Spectroscopic ellipsometry analysis of vanadium oxide film in Vis-NIR and NIR-MIR

Abstract

The monoclinic phase (M phase) VO2 film is prepared on quartz glass substrate by a model MSP-3200 three-target co-sputter coater with RF magnetron reactive sputtering. The optical properties in incident energy ranges of 0.5-3.5 eV (350-2500 nm) and 0.083-0.87 eV (1400-15000 nm) of VO2 film are investigated by spectroscopic ellipsometry with variable temperature attachment. The good results are determined point by point with the three Lorentz harmonic oscillator dispersion models in the range of 0.5-3.5 eV and four Gaussion harmonic oscillator dispersion models in the range of 0.083-0.87 eV in the state of semiconductor below the transition temperature, while adding seven Lorentz harmonic oscillator dispersion models in the high temperature metallic state film results in the characteristic absorption peaks. The results show that the refractive index of the semiconductor state of VO2 film is maintained at maximum 3.27 and extinction coefficient k is close to zero in the near infrared-mid infrared, which is due to the fact that the absorption of semiconductor thin film in the VIS-NIR range is derived from the free carrier absorption and d// orbital of the semiconductor film has less electron density.

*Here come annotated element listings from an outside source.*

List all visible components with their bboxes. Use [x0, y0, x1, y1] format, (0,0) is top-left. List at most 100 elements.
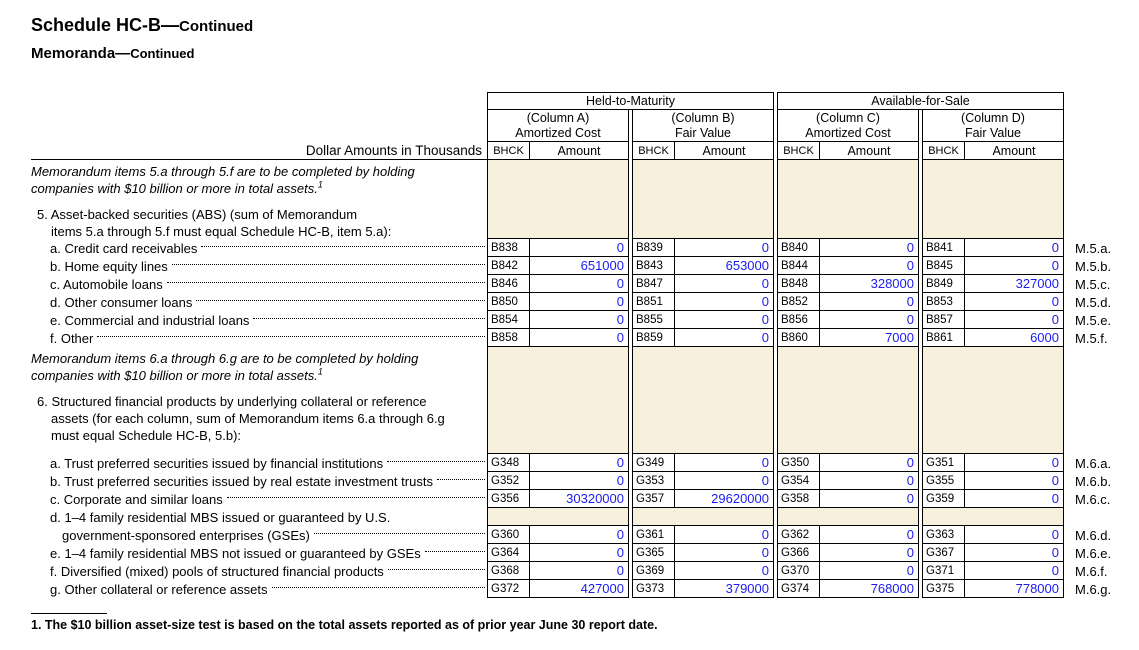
shaded-cell — [632, 160, 774, 239]
memo6-note-row: Memorandum items 6.a through 6.g are to … — [31, 347, 1139, 454]
amount-cell: 0 — [530, 454, 629, 472]
code-cell: G370 — [777, 562, 820, 580]
code-cell: B850 — [487, 293, 530, 311]
amount-cell: 651000 — [530, 257, 629, 275]
shaded-cell — [632, 347, 774, 454]
code-cell: G355 — [922, 472, 965, 490]
amount-cell: 0 — [530, 562, 629, 580]
code-cell: G357 — [632, 490, 675, 508]
code-cell: B861 — [922, 329, 965, 347]
code-cell: B855 — [632, 311, 675, 329]
table-row: b. Home equity lines B842 651000 B843 65… — [31, 257, 1139, 275]
amount-cell: 0 — [675, 275, 774, 293]
dotted-leader — [271, 586, 485, 588]
shaded-cell — [487, 508, 629, 526]
code-cell: B841 — [922, 239, 965, 257]
table-row: g. Other collateral or reference assets … — [31, 580, 1139, 598]
row-label: a. Trust preferred securities issued by … — [31, 454, 487, 472]
memo-item-ref: M.6.b. — [1075, 473, 1112, 489]
code-cell: B843 — [632, 257, 675, 275]
amount-cell: 0 — [820, 544, 919, 562]
footnote-ref: 1 — [317, 179, 323, 190]
row-label: d. 1–4 family residential MBS issued or … — [50, 509, 391, 525]
table-row: b. Trust preferred securities issued by … — [31, 472, 1139, 490]
footnote-rule — [31, 613, 107, 614]
shaded-cell — [632, 508, 774, 526]
amount-cell: 0 — [965, 490, 1064, 508]
dotted-leader — [97, 335, 485, 337]
code-cell: B860 — [777, 329, 820, 347]
amount-cell: 0 — [965, 472, 1064, 490]
code-cell: G348 — [487, 454, 530, 472]
footnote-ref: 1 — [317, 366, 323, 377]
table-row: d. 1–4 family residential MBS issued or … — [31, 508, 1139, 526]
shaded-cell — [777, 508, 919, 526]
code-cell: B853 — [922, 293, 965, 311]
code-cell: B858 — [487, 329, 530, 347]
amount-cell: 653000 — [675, 257, 774, 275]
memo-item-ref: M.5.e. — [1075, 312, 1112, 328]
group-header-row: Held-to-Maturity Available-for-Sale — [31, 92, 1139, 110]
amount-cell: 0 — [675, 526, 774, 544]
code-cell: B854 — [487, 311, 530, 329]
dotted-leader — [226, 496, 485, 498]
amount-cell: 0 — [675, 239, 774, 257]
memo-item-ref: M.6.g. — [1075, 581, 1112, 597]
dotted-leader — [313, 532, 485, 534]
code-cell: B851 — [632, 293, 675, 311]
amount-cell: 0 — [965, 562, 1064, 580]
table-row: c. Automobile loans B846 0 B847 0 B848 3… — [31, 275, 1139, 293]
table-row: a. Trust preferred securities issued by … — [31, 454, 1139, 472]
code-cell: B838 — [487, 239, 530, 257]
code-cell: B842 — [487, 257, 530, 275]
amount-cell: 0 — [965, 239, 1064, 257]
amount-cell: 0 — [820, 526, 919, 544]
code-cell: G366 — [777, 544, 820, 562]
memo-item-ref: M.5.d. — [1075, 294, 1112, 310]
code-cell: G349 — [632, 454, 675, 472]
table-row: a. Credit card receivables B838 0 B839 0… — [31, 239, 1139, 257]
dotted-leader — [201, 245, 485, 247]
row-label: e. Commercial and industrial loans — [31, 311, 487, 329]
row-label: c. Automobile loans — [31, 275, 487, 293]
code-cell: G375 — [922, 580, 965, 598]
code-cell: B844 — [777, 257, 820, 275]
amount-cell: 0 — [530, 472, 629, 490]
memo-item-ref: M.5.c. — [1075, 276, 1111, 292]
amount-cell: 0 — [675, 544, 774, 562]
dotted-leader — [166, 281, 485, 283]
dotted-leader — [387, 568, 485, 570]
amount-cell: 0 — [675, 562, 774, 580]
memo5-note: Memorandum items 5.a through 5.f are to … — [31, 164, 415, 196]
memo-item-ref: M.5.b. — [1075, 258, 1112, 274]
amount-cell: 0 — [675, 293, 774, 311]
code-cell: G354 — [777, 472, 820, 490]
code-cell: B857 — [922, 311, 965, 329]
code-cell: G368 — [487, 562, 530, 580]
dotted-leader — [253, 317, 485, 319]
table-row: f. Other B858 0 B859 0 B860 7000 B861 60… — [31, 329, 1139, 347]
amount-cell: 29620000 — [675, 490, 774, 508]
shaded-cell — [487, 347, 629, 454]
memo-item-ref: M.5.f. — [1075, 330, 1108, 346]
memoranda-table: Held-to-Maturity Available-for-Sale (Col… — [31, 92, 1139, 598]
amount-cell: 30320000 — [530, 490, 629, 508]
column-header-a: (Column A) Amortized Cost — [487, 110, 629, 142]
shaded-cell — [922, 160, 1064, 239]
code-cell: G369 — [632, 562, 675, 580]
amount-header: Amount — [965, 142, 1064, 160]
code-cell: G372 — [487, 580, 530, 598]
table-row: f. Diversified (mixed) pools of structur… — [31, 562, 1139, 580]
column-header-row: (Column A) Amortized Cost (Column B) Fair … — [31, 110, 1139, 142]
amount-cell: 768000 — [820, 580, 919, 598]
code-cell: B852 — [777, 293, 820, 311]
amount-cell: 0 — [820, 293, 919, 311]
code-cell: G353 — [632, 472, 675, 490]
memo-item-ref: M.5.a. — [1075, 240, 1112, 256]
code-cell: G358 — [777, 490, 820, 508]
code-cell: G362 — [777, 526, 820, 544]
memo-item-ref: M.6.e. — [1075, 545, 1112, 561]
amount-cell: 0 — [820, 239, 919, 257]
code-cell: G364 — [487, 544, 530, 562]
code-cell: B845 — [922, 257, 965, 275]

The refractive index n of high temperature metallic state VO2 film has an obviously increasing trend in the near infrared-the mid infrared which is larger than the refractive index of the semiconductor state when the incident light energy is 0.45 eV. Extinction coefficient k increases rapidly in the near infrared, which is because the density of free carrier increases in the range of 0.5-1.62 eV and electron transition absorption augments within the V3d band. When the incident energy less than 0.5 eV, k value changes gently in the film because free carrier concentration and flow rates are stable.